Our family pastor, Greg Hooper, sent me this blog from Kerby Anderson. It is excellent! Everyone should read it and I wanted you folks to see it. I have checked out the website and blog by Kerby Anderson and it has good stuff. Greg sends these every now and then when there is some really good stuff - like this one.
September 22, 2009
Marriage and Kids
by Kerby Anderson
Click on the image to view the video archive.
A strong marriage is good for kids. Conservative researchers have been saying this for decades. Perhaps the single best book to document this would be, The Case for Marriage: Why Married People are Happier, Healthier, and Better off Financially by Linda Waite and Maggie Gallagher. As the title indicates, married people benefit in so many significant ways. And of course their children benefit as well.
Not only are conservative writers saying this, but liberal ones are now joining the chorus of researchers who say that children do best in an intact, two-parent family.

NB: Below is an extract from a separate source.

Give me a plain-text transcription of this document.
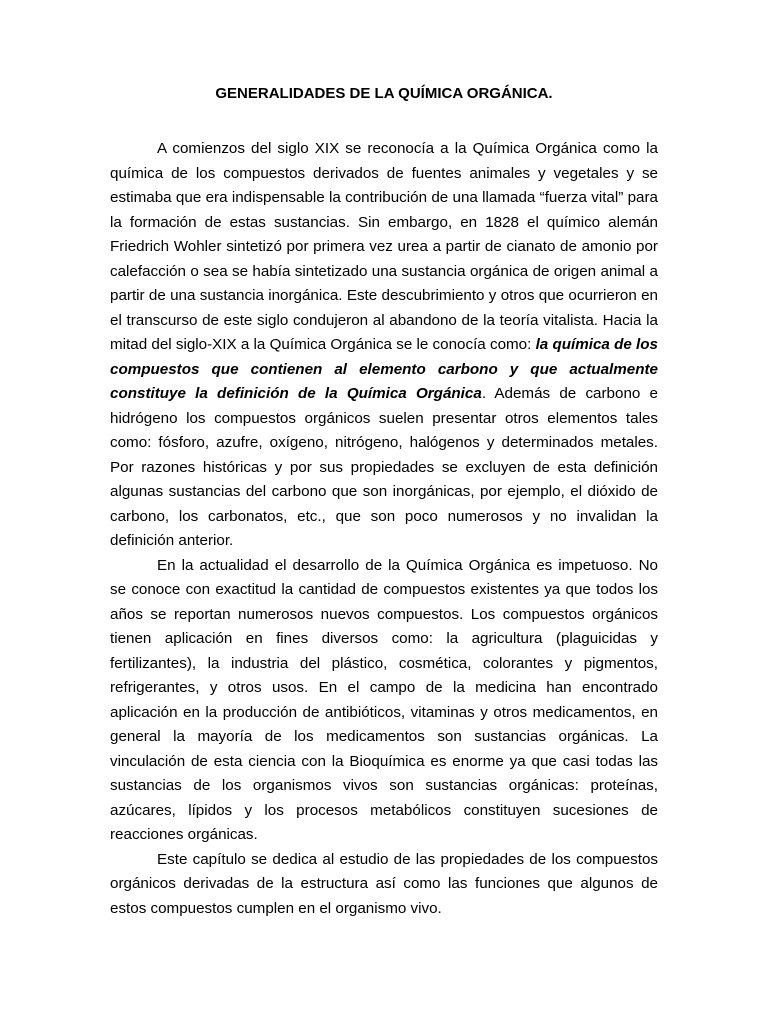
GENERALIDADES DE LA QUÍMICA ORGÁNICA.

A comienzos del siglo XIX se reconocía a la Química Orgánica como la química de los compuestos derivados de fuentes animales y vegetales y se estimaba que era indispensable la contribución de una llamada “fuerza vital” para la formación de estas sustancias. Sin embargo, en 1828 el químico alemán Friedrich Wohler sintetizó por primera vez urea a partir de cianato de amonio por calefacción o sea se había sintetizado una sustancia orgánica de origen animal a partir de una sustancia inorgánica. Este descubrimiento y otros que ocurrieron en el transcurso de este siglo condujeron al abandono de la teoría vitalista. Hacia la mitad del siglo-XIX a la Química Orgánica se le conocía como: la química de los compuestos que contienen al elemento carbono y que actualmente constituye la definición de la Química Orgánica. Además de carbono e hidrógeno los compuestos orgánicos suelen presentar otros elementos tales como: fósforo, azufre, oxígeno, nitrógeno, halógenos y determinados metales. Por razones históricas y por sus propiedades se excluyen de esta definición algunas sustancias del carbono que son inorgánicas, por ejemplo, el dióxido de carbono, los carbonatos, etc., que son poco numerosos y no invalidan la definición anterior.

En la actualidad el desarrollo de la Química Orgánica es impetuoso. No se conoce con exactitud la cantidad de compuestos existentes ya que todos los años se reportan numerosos nuevos compuestos. Los compuestos orgánicos tienen aplicación en fines diversos como: la agricultura (plaguicidas y fertilizantes), la industria del plástico, cosmética, colorantes y pigmentos, refrigerantes, y otros usos. En el campo de la medicina han encontrado aplicación en la producción de antibióticos, vitaminas y otros medicamentos, en general la mayoría de los medicamentos son sustancias orgánicas. La vinculación de esta ciencia con la Bioquímica es enorme ya que casi todas las sustancias de los organismos vivos son sustancias orgánicas: proteínas, azúcares, lípidos y los procesos metabólicos constituyen sucesiones de reacciones orgánicas.

Este capítulo se dedica al estudio de las propiedades de los compuestos orgánicos derivadas de la estructura así como las funciones que algunos de estos compuestos cumplen en el organismo vivo.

Writing in Time magazine, Caitlin Flanagan details “Why Marriage Matters.” She cites research that shows that: “Few things hamper a child as much as not having a father at home.”

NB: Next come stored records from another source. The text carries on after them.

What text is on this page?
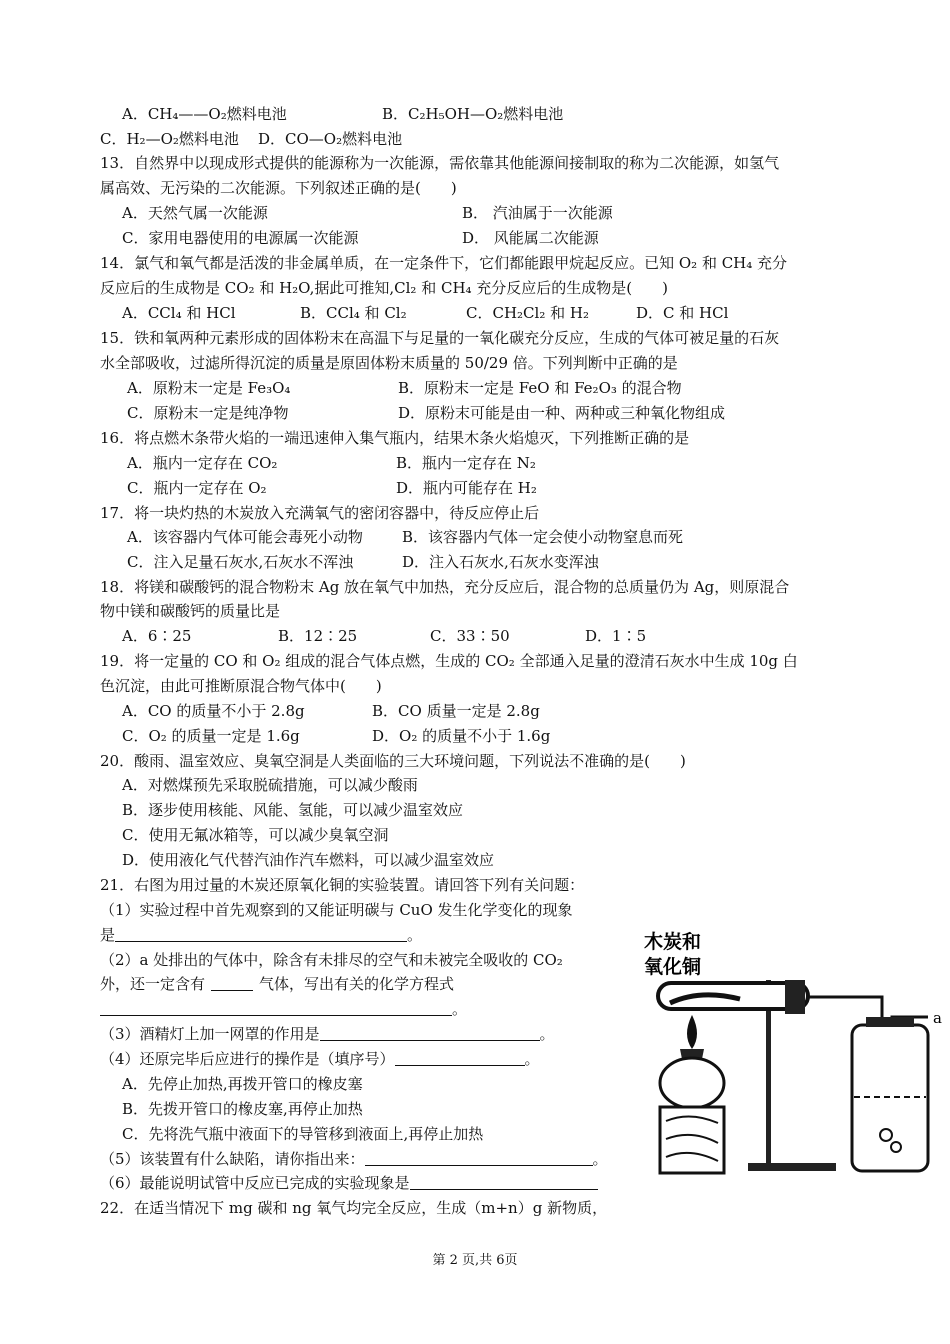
A．CH₄——O₂燃料电池	B．C₂H₅OH—O₂燃料电池
C．H₂—O₂燃料电池 D．CO—O₂燃料电池
13．自然界中以现成形式提供的能源称为一次能源，需依靠其他能源间接制取的称为二次能源，如氢气
属高效、无污染的二次能源。下列叙述正确的是(　　)
A．天然气属一次能源	B． 汽油属于一次能源
C．家用电器使用的电源属一次能源	D． 风能属二次能源
14．氯气和氧气都是活泼的非金属单质，在一定条件下，它们都能跟甲烷起反应。已知 O₂ 和 CH₄ 充分
反应后的生成物是 CO₂ 和 H₂O,据此可推知,Cl₂ 和 CH₄ 充分反应后的生成物是(　　)
A．CCl₄ 和 HCl	B．CCl₄ 和 Cl₂	C．CH₂Cl₂ 和 H₂	D．C 和 HCl
15．铁和氧两种元素形成的固体粉末在高温下与足量的一氧化碳充分反应，生成的气体可被足量的石灰
水全部吸收，过滤所得沉淀的质量是原固体粉末质量的 50/29 倍。下列判断中正确的是
A．原粉末一定是 Fe₃O₄	B．原粉末一定是 FeO 和 Fe₂O₃ 的混合物
C．原粉末一定是纯净物	D．原粉末可能是由一种、两种或三种氧化物组成
16．将点燃木条带火焰的一端迅速伸入集气瓶内，结果木条火焰熄灭，下列推断正确的是
A．瓶内一定存在 CO₂	B．瓶内一定存在 N₂
C．瓶内一定存在 O₂	D．瓶内可能存在 H₂
17．将一块灼热的木炭放入充满氧气的密闭容器中，待反应停止后
A．该容器内气体可能会毒死小动物	B．该容器内气体一定会使小动物窒息而死
C．注入足量石灰水,石灰水不浑浊	D．注入石灰水,石灰水变浑浊
18．将镁和碳酸钙的混合物粉末 Ag 放在氧气中加热，充分反应后，混合物的总质量仍为 Ag，则原混合
物中镁和碳酸钙的质量比是
A．6∶25	B．12∶25	C．33∶50	D．1∶5
19．将一定量的 CO 和 O₂ 组成的混合气体点燃，生成的 CO₂ 全部通入足量的澄清石灰水中生成 10g 白
色沉淀，由此可推断原混合物气体中(　　)
A．CO 的质量不小于 2.8g	B．CO 质量一定是 2.8g
C．O₂ 的质量一定是 1.6g	D．O₂ 的质量不小于 1.6g
20．酸雨、温室效应、臭氧空洞是人类面临的三大环境问题，下列说法不准确的是(　　)
A．对燃煤预先采取脱硫措施，可以减少酸雨
B．逐步使用核能、风能、氢能，可以减少温室效应
C．使用无氟冰箱等，可以减少臭氧空洞
D．使用液化气代替汽油作汽车燃料，可以减少温室效应
21．右图为用过量的木炭还原氧化铜的实验装置。请回答下列有关问题：
（1）实验过程中首先观察到的又能证明碳与 CuO 发生化学变化的现象
是	。
（2）a 处排出的气体中，除含有未排尽的空气和未被完全吸收的 CO₂
外，还一定含有	气体，写出有关的化学方程式
。
（3）酒精灯上加一网罩的作用是	。
（4）还原完毕后应进行的操作是（填序号）	。
A．先停止加热,再拨开管口的橡皮塞
B．先拨开管口的橡皮塞,再停止加热
C．先将洗气瓶中液面下的导管移到液面上,再停止加热
（5）该装置有什么缺陷，请你指出来：	。
（6）最能说明试管中反应已完成的实验现象是
22．在适当情况下 mg 碳和 ng 氧气均完全反应，生成（m+n）g 新物质，
木炭和
氧化铜
a
第 2 页,共 6页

Sociologist Maria Kefalas says: “As a feminist, I didn’t want to believe it.” She has co-authored a seminal book on low-income mothers. Women tell her all the time that they can be both father and mother to their children. She says that is not true. Growing up without a father has a deep psychological effect on the child. “The mom may not need that man,” Kefalas says, “but her children still do.”
This also turns out to be true for families at every income, though the greatest impact is on poor families. Sara McLanahan, a Princeton sociologist, has done ground-breaking research on the effects of divorce on children. She concluded that: “Children who grow up in a household with only one biological parent, are worse off, on average, than children who grow up in a household with both of their biological parents, regardless of the parents’ race or educational background.”
None of this should be too surprising. Some of the initial research on the impact of divorce goes back to the 1970s when Judith Wallerstein was tracking the impact of divorce on families and the children. But it is significant that academics and even newsmagazines like Time are publishing the same conclusion. I commend them for doing so. I’m Kerby Anderson, and that’s my point of view.